Usage example (mock LLM call):

def mock_llm(prompt):
    # In reality you'd call OpenAI, Anthropic, etc.
    return "Based on the provided context, the answer is XYZ."

# Pre-build index once
all_chunks = ["Return policy: 30 days from purchase...", "Warranty: 1 year limited..."]
index, chunk_list = build_index(all_chunks)

answer = answer_query("What's your return period?", index, chunk_list, mock_llm)
print(answer)

Lessons Learned & Trade-offs

Threshold tuning is critical. Too low, you still get hallucinations. Too high, you miss valid queries and frustrate users (fallback triggers too often). I ran a batch of 200 historical support tickets to find the threshold that maximized good answers while keeping false positives under 5%.
Chunk quality matters. I originally split by paragraphs, but the embedding lost context. Switching to overlapping chunks of ~300 characters with a 50-character overlap improved retrieval.
Vector search is not magic. The model I used (all-MiniLM-L6-v2) is fast but sometimes fails on domain-specific jargon. A tuned model (e.g., fine-tuned on your own support docs) would help, but that’s a bigger investment.
Fallback is essential. Even with a good retrieval pipeline, there will be edge cases. The fallback to a human agent saved our bot from becoming a liability. Also, I added a “Did this answer help?” button to capture feedback for improving the system.

What I’d Do Differently Next Time

I’d start with a simpler hybrid search (BM25 + embedding) before committing to pure vector search. BM25 catches exact phrase matches that embeddings can miss, especially for product names or version numbers. Also, I’d set up automated evaluations from day one—running every bot update against a test set of known good Q&A pairs to catch regressions.

The Tool I Used for Testing (Not Required)

For what it’s worth, I tested the conversation flow using a platform called InterWestInfo (the product link you gave me as background) to simulate user interactions and log fallback events. It helped me iterate quickly, but the core approach—embedding retrieval with a similarity gate—is completely tool-agnostic.

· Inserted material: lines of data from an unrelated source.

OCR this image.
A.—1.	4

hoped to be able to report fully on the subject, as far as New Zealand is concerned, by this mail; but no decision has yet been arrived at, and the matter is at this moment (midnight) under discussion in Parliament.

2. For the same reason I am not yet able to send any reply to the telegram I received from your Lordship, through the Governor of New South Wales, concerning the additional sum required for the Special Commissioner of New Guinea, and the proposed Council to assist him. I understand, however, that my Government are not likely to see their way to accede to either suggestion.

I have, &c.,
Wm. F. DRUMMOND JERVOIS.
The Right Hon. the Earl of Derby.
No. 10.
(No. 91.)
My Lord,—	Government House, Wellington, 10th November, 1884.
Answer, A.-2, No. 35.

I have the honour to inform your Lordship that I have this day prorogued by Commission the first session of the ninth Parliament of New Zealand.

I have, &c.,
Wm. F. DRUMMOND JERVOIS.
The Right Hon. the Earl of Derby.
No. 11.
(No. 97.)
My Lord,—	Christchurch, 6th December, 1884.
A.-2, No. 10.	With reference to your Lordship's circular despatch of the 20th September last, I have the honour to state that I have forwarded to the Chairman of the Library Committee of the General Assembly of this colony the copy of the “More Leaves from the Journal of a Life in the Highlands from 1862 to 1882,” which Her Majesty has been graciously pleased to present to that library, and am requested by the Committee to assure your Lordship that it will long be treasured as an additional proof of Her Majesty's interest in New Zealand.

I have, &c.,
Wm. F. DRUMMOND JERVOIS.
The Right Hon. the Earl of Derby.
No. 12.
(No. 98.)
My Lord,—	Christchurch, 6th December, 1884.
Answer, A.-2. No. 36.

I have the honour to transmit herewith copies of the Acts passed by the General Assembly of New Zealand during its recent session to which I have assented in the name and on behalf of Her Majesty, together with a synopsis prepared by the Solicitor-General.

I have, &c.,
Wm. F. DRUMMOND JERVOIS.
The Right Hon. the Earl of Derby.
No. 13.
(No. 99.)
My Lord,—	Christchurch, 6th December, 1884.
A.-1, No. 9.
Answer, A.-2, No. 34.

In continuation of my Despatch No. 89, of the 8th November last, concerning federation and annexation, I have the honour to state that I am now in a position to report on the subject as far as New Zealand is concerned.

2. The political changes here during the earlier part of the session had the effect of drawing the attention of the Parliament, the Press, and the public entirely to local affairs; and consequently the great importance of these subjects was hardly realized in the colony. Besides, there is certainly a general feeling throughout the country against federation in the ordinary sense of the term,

How do you handle hallucinations in your AI features? I’m still experimenting with better chunking strategies and plan to try out hybrid search soon. What’s your setup look like?

Top comments (1)

xulingfeng • Jun 7

I love the honest progression here — 'More prompt engineering' being the first instinct we all reach for, and then realizing it just makes the bot better at sounding uncertain while still lying. That's the part nobody puts in the blog post. The fix always involves actual structure (retrieval, grounding, validation) rather than more system messages.